Cette collaboration place les groupes Wazalendo dans le dispositif des forces armées et des partenaires du pouvoir du Président Félix Tshisekedi, notamment dans les provinces du Nord-Kivu et du Sud-Kivu.
Alors que le gouvernement de Kinshasa affirme les soutenir dans la lutte contre les ennemis du pays, de graves accusations ont été formulées par des populations et des représentants de certaines communautés concernant des actes de violence qui seraient commis par des groupes Wazalendo.
Les Banyamulenge affirment être victimes d’attaques
Dans plusieurs zones du Sud-Kivu, notamment à Fizi, Uvira, Mwenga et ailleurs, les Banyamulenge affirment régulièrement que des groupes Wazalendo collaborent étroitement avec les forces de sécurité du gouvernement de Kinshasa dans des opérations qui les ciblent.

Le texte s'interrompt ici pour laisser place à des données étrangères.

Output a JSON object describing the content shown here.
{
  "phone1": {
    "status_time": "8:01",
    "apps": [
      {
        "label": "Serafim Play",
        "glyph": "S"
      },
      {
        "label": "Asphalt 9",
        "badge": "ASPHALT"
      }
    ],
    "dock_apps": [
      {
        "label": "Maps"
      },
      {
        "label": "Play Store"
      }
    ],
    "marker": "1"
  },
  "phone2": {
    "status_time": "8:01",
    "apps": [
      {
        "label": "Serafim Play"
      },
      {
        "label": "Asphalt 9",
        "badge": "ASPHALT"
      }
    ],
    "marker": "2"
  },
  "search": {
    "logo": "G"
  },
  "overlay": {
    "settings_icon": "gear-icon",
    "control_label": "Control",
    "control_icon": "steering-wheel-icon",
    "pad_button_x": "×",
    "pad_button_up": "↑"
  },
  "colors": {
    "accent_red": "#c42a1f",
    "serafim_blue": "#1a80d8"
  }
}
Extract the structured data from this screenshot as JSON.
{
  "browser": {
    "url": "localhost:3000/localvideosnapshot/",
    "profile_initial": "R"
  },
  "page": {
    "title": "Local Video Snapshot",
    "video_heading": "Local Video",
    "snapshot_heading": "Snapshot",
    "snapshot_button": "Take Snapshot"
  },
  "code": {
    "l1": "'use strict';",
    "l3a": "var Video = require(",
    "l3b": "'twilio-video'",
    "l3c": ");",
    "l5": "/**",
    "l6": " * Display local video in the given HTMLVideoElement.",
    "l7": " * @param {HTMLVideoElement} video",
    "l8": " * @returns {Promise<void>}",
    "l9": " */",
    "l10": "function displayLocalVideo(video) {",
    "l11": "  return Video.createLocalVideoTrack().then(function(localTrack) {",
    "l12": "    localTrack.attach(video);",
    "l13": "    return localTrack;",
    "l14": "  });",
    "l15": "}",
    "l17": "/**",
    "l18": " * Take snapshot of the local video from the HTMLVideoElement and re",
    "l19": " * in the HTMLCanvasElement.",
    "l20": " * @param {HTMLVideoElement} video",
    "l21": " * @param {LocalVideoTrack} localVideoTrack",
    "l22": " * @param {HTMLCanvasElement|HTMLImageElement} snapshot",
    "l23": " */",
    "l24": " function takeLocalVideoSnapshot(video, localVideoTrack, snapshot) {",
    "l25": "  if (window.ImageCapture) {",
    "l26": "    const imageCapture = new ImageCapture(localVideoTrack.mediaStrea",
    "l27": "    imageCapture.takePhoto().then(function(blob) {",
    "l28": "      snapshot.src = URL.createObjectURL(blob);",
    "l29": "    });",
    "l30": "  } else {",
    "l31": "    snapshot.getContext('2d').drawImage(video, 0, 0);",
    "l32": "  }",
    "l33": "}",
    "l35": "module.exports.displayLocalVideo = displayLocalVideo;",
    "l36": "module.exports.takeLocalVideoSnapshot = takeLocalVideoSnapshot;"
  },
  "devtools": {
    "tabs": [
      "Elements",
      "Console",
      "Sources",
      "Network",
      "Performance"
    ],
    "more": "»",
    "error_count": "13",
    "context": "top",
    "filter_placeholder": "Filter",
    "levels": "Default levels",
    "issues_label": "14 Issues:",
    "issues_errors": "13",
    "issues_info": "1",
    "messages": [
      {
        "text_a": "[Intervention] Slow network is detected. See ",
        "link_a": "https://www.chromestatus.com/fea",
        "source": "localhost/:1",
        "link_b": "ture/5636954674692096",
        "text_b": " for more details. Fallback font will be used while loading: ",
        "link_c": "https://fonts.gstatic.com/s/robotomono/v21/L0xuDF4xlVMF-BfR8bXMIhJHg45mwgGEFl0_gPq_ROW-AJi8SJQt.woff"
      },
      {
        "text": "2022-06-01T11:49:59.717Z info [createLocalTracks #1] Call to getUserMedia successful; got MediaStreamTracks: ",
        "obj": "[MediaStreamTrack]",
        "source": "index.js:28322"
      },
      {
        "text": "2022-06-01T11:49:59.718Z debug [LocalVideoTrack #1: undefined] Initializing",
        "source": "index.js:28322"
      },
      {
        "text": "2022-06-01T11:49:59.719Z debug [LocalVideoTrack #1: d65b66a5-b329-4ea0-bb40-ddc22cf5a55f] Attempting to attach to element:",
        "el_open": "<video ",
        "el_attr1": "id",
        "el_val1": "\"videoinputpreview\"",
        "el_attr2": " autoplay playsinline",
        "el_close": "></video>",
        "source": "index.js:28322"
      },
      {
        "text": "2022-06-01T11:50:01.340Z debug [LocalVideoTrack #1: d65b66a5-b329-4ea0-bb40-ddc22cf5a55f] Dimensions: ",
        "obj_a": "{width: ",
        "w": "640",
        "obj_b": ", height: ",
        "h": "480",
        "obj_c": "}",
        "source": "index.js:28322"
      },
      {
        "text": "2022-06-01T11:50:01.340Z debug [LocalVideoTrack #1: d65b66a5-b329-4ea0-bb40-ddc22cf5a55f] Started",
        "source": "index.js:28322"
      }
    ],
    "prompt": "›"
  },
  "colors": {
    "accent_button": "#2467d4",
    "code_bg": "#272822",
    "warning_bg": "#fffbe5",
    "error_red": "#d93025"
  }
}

Ces accusations comprennent notamment :
Les attaques contre les populations : Les Banyamulenge affirment que plusieurs attaques ont visé leurs villages, causant des morts ou contraignant des familles à fuir.
La destruction des maisons et des biens : Des maisons appartenant aux Banyamulenge ainsi que leurs biens auraient été détruits lors des combats et des attaques.
Le vol de bétail et d’animaux domestiques : Des habitants banyamulenge affirment que leurs vaches et autres animaux ont été pillés, ce qui affecte les moyens de subsistance et l’économie des familles.
Les déplacements forcés : Des accusations font également état de Banyamulenge contraints de quitter leurs zones d’habitation en raison de l’insécurité et des attaques.
Les violences à caractère ethnique : Les Banyamulenge et leurs représentants affirment que certaines actions portent atteinte à leur sécurité et à leurs droits en tant que citoyens de la RDC.
Ces accusations figurent parmi les graves problèmes sécuritaires qui continuent de se manifester dans les zones de conflit du Sud-Kivu.
Que reproche-t-on au gouvernement de Tshisekedi ?
Les détracteurs du pouvoir du Président Félix Tshisekedi affirment que son gouvernement s’est appuyé sur les groupes Wazalendo dans les opérations militaires, malgré les accusations de violences commises contre les populations.
Certains Banyamulenge affirment que cette collaboration a permis à certains groupes Wazalendo d’acquérir une position importante dans les opérations de sécurité, alors que les accusations de violences et de destruction de leurs biens n’ont pas été traitées de manière équitable.
Toutefois, la question de la collaboration entre les Wazalendo et les institutions de l’État continue de susciter des inquiétudes quant à la sécurité des populations, particulièrement dans les zones marquées par des conflits ethniques et fonciers.
L’A.P.C. pourrait modifier la configuration sécuritaire au Sud-Kivu
La création de l’Alliance of Congolese Patriots pourrait avoir des répercussions sur la configuration sécuritaire au Sud-Kivu, particulièrement dans les zones de Fizi et ailleurs où les groupes Wazalendo sont actifs.
Alors que cette nouvelle coalition appelle d’autres groupes armés à la soutenir, la question centrale est de savoir si cette division renforcera la capacité de lutte contre l’AFC/M23, ou si elle provoquera davantage de conflits entre des groupes qui collaborent déjà.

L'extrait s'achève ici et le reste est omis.